Thanks for the comment, Jonathan! You make such great points here! I love your idea on talking about students: in terms of their needs and what we can do to assist them. The Grade 5’s at our school often have team meetings. We usually talk about plans for teaching, but to coincide with that, during our next meeting, I’m going to see if we can have some of this student talk. I wonder if this would help all of us differentiate a little bit more.

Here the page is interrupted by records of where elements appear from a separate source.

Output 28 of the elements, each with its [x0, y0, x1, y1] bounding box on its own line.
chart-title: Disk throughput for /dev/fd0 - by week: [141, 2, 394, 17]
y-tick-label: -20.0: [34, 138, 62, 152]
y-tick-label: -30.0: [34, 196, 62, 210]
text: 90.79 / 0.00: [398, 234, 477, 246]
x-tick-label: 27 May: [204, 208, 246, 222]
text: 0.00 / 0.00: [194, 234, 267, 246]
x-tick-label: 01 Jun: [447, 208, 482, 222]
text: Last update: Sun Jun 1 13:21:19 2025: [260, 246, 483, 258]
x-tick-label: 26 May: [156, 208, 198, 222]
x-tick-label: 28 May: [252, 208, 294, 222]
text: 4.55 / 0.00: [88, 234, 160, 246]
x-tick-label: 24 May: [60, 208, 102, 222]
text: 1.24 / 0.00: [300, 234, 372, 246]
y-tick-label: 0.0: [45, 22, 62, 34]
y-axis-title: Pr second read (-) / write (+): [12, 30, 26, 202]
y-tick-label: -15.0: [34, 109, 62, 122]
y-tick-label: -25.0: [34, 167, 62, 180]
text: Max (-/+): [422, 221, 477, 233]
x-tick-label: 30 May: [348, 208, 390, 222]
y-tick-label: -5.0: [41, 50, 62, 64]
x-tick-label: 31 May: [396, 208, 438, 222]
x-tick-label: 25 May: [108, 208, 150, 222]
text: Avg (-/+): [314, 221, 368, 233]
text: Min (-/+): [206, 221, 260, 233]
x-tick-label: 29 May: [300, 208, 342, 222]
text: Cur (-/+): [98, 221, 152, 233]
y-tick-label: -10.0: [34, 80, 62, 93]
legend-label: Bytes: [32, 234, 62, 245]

Yes, I think putting yourself into your learner’s shoes is truly the key. It’s informed instruction and Assessment for learning related to your learning goals and big understandings and each Learner’s goals are clear and transparent to all. Climate for learning is the umbrella for all success. Aviva your students are so involved in learning, questioning, and purposeful talk – that is the beauty of the learning; messy but authentic. We always ensure that all stakeholders know and live by my mantra; “There are no mistakes only learning opportunities.” It provides the safe inclusive environment needed for learning.
I like to use the KWL format, Minds ON; Start with what we know. What questions do we have? What did we learn? I love the different versions like KWD; What do we know, What do we need to; ie. what questions do we have? What do we need to Do?
Thanks for the comment, Nancy! I love these KWL formats as well, and I think that they’re great for all learners. Each learner can start with what he/she already knows, and then figure out where to go next. A great suggestion!